Mietzins in Geschäftsräumlickeiten in Zeiten von Corona

Gedanken von Dr. Walter Windischbauer (Mieterschutzverband Salzburg)

§ 1104 ABGB, eine bis zum März 2020 weitestgehend unbekannte gesetzliche Regelung, bestimmt sinngemäß folgendes:
Wenn ein gemietetes oder gepachtetes Objekt wegen einer Seuche nicht benutzt werden kann, dann ist kein Miet- oder Pachtzins zu bezahlen.

Seuchen werden hier wie Kriege oder große Überschwemmungen als „außerordentliche Zufälle“ bezeichnet und normiert, dass in derartigen Fällen das Risiko beim Vermieter liegt.
Grundsätzlich ist bekanntlich bei jedem Miet- oder Pachtverhältnis der Vermieter verpflichtet, dem Mieter oder Pächter den Gebrauch der Sache zu überlassen, Mieter oder Pächter schulden im Gegenzug den Zins.
Steht das Objekt – auch ohne irgendein Verschulden – nicht zur Verfügung, dann fällt für diese Dauer die Verpflichtung zur Zinszahlung ebenfalls weg,

Muss daher etwa ein Frisör oder eine Blumenhändlerin im Sinn der Verhinderung der Ausbreitung einer Seuche seine Betriebsstätte schließen, dann entfällt nach meiner Rechtsansicht für den Zeitraum dieser Schließung jedwede Zahlungspflicht.

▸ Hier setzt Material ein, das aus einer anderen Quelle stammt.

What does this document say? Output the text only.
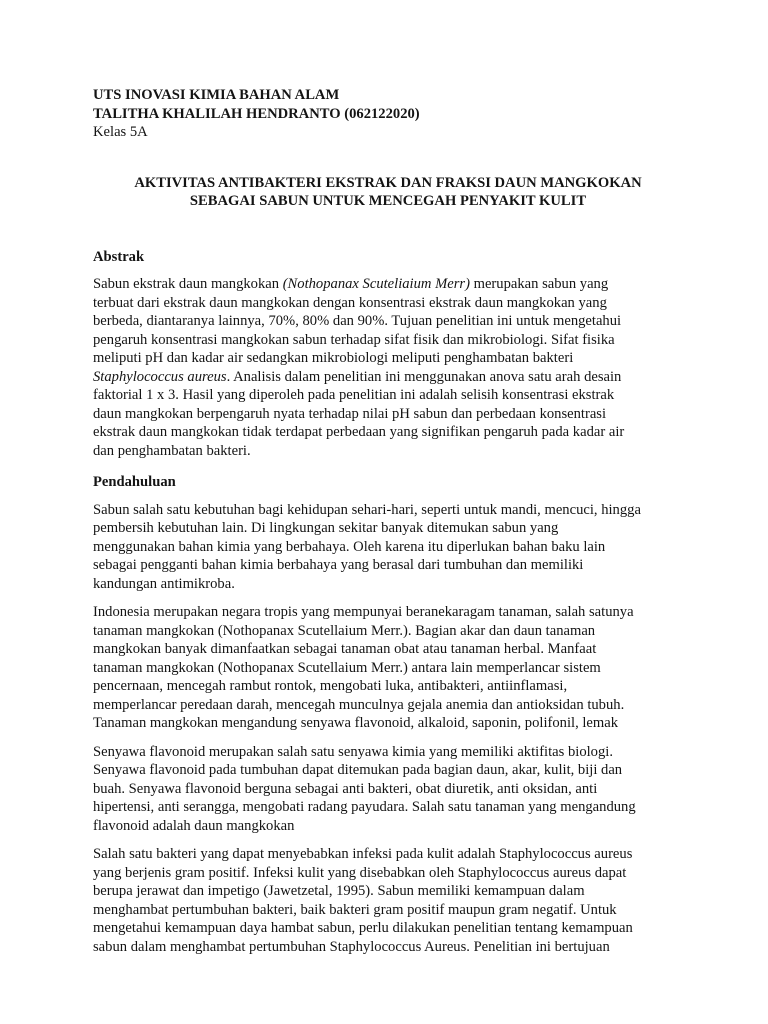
UTS INOVASI KIMIA BAHAN ALAM

TALITHA KHALILAH HENDRANTO (062122020)

Kelas 5A

AKTIVITAS ANTIBAKTERI EKSTRAK DAN FRAKSI DAUN MANGKOKAN
SEBAGAI SABUN UNTUK MENCEGAH PENYAKIT KULIT

Abstrak

Sabun ekstrak daun mangkokan (Nothopanax Scuteliaium Merr) merupakan sabun yang
terbuat dari ekstrak daun mangkokan dengan konsentrasi ekstrak daun mangkokan yang
berbeda, diantaranya lainnya, 70%, 80% dan 90%. Tujuan penelitian ini untuk mengetahui
pengaruh konsentrasi mangkokan sabun terhadap sifat fisik dan mikrobiologi. Sifat fisika
meliputi pH dan kadar air sedangkan mikrobiologi meliputi penghambatan bakteri
Staphylococcus aureus. Analisis dalam penelitian ini menggunakan anova satu arah desain
faktorial 1 x 3. Hasil yang diperoleh pada penelitian ini adalah selisih konsentrasi ekstrak
daun mangkokan berpengaruh nyata terhadap nilai pH sabun dan perbedaan konsentrasi
ekstrak daun mangkokan tidak terdapat perbedaan yang signifikan pengaruh pada kadar air
dan penghambatan bakteri.

Pendahuluan

Sabun salah satu kebutuhan bagi kehidupan sehari-hari, seperti untuk mandi, mencuci, hingga
pembersih kebutuhan lain. Di lingkungan sekitar banyak ditemukan sabun yang
menggunakan bahan kimia yang berbahaya. Oleh karena itu diperlukan bahan baku lain
sebagai pengganti bahan kimia berbahaya yang berasal dari tumbuhan dan memiliki
kandungan antimikroba.

Indonesia merupakan negara tropis yang mempunyai beranekaragam tanaman, salah satunya
tanaman mangkokan (Nothopanax Scutellaium Merr.). Bagian akar dan daun tanaman
mangkokan banyak dimanfaatkan sebagai tanaman obat atau tanaman herbal. Manfaat
tanaman mangkokan (Nothopanax Scutellaium Merr.) antara lain memperlancar sistem
pencernaan, mencegah rambut rontok, mengobati luka, antibakteri, antiinflamasi,
memperlancar peredaan darah, mencegah munculnya gejala anemia dan antioksidan tubuh.
Tanaman mangkokan mengandung senyawa flavonoid, alkaloid, saponin, polifonil, lemak

Senyawa flavonoid merupakan salah satu senyawa kimia yang memiliki aktifitas biologi.
Senyawa flavonoid pada tumbuhan dapat ditemukan pada bagian daun, akar, kulit, biji dan
buah. Senyawa flavonoid berguna sebagai anti bakteri, obat diuretik, anti oksidan, anti
hipertensi, anti serangga, mengobati radang payudara. Salah satu tanaman yang mengandung
flavonoid adalah daun mangkokan

Salah satu bakteri yang dapat menyebabkan infeksi pada kulit adalah Staphylococcus aureus
yang berjenis gram positif. Infeksi kulit yang disebabkan oleh Staphylococcus aureus dapat
berupa jerawat dan impetigo (Jawetzetal, 1995). Sabun memiliki kemampuan dalam
menghambat pertumbuhan bakteri, baik bakteri gram positif maupun gram negatif. Untuk
mengetahui kemampuan daya hambat sabun, perlu dilakukan penelitian tentang kemampuan
sabun dalam menghambat pertumbuhan Staphylococcus Aureus. Penelitian ini bertujuan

Analog zu § 1096 ABGB betrifft dies wohl sämtliche Mietzinsbestandteile wie anteilige Betriebskosten, Steuern und dgl. so weit, so gut.

Viele Vermieter argumentieren in der derzeit unstrittig für alle schwierigen und außergewöhnlichen Situation aber, dass manche oder gar alle Mieter- oder Pächter/Innen das Objekt zumindest teilweise – trotz behördlicher Sperre- „in Betrieb“ nehmen könnten, neben dem „normalen“ Verkauf würde z.B. ein Online-Verkauf stattfinden, Klienten (z.B. von Psychotherapeut/Inn/en) könnten auch vom Telefon oder vom PC aus beraten/betreut werden, Restaurants könnten ein Lieferservice anbieten, Waren könnten, wenn schon nicht verkauft, dann doch aber dort gelagert werden usw.usf.

Natürlich ist zu beachten, dass gemäß §1105 ABGB dem Mieter nur ein Teil des Mietzinses erlassen wird, wenn er trotz z.B. einer Seuche einen beschränkten Gebrauch der Geschäftsräumlichkeiten behalten kann.

Hier wird allerdings immer auf den jeweiligen Vertragszweck im Mietvertrag abzustellen und zu beachten sein, dass Räumlichkeiten zum Zweck des Betriebes einer Bäckerei zum Zwecke des Verkaufes von Backwaren und nicht zur Lagerung von Nudelwalkern angemietet werden und für die sinnvolle Tätigkeit einer Psychotherapeutin eine angenehme und stressfreie Atmosphäre „auf der Couch“ in ihrer Praxis erforderlich ist und die Verwendung eines PC in der Praxis demgegenüber eine vollkommen untergeordnete Rolle spielt.

Rechtsprechung zu Miet- und Pachtverhältnissen in Zeiten von Corona gibt es klarerweise bisher nicht.

Der Mieterschutzverband empfiehlt, in der derzeitigen Situation, zunächst das Gespräch mit dem Vermieter zu suchen und jedweden Mietzins, sofern man einen solchen bezahlt, „unter Vorbehalt“ zu bezahlen.

§ 1104 ABGB ist sicherlich eine taugliche Grundlage für die Vorgangsweise des Mieters oder Pächters. Allerdings wird es wohl Jahre dauern, bis es eine gefestigte Judikatur zu den vielen Detailproblemen geben kann.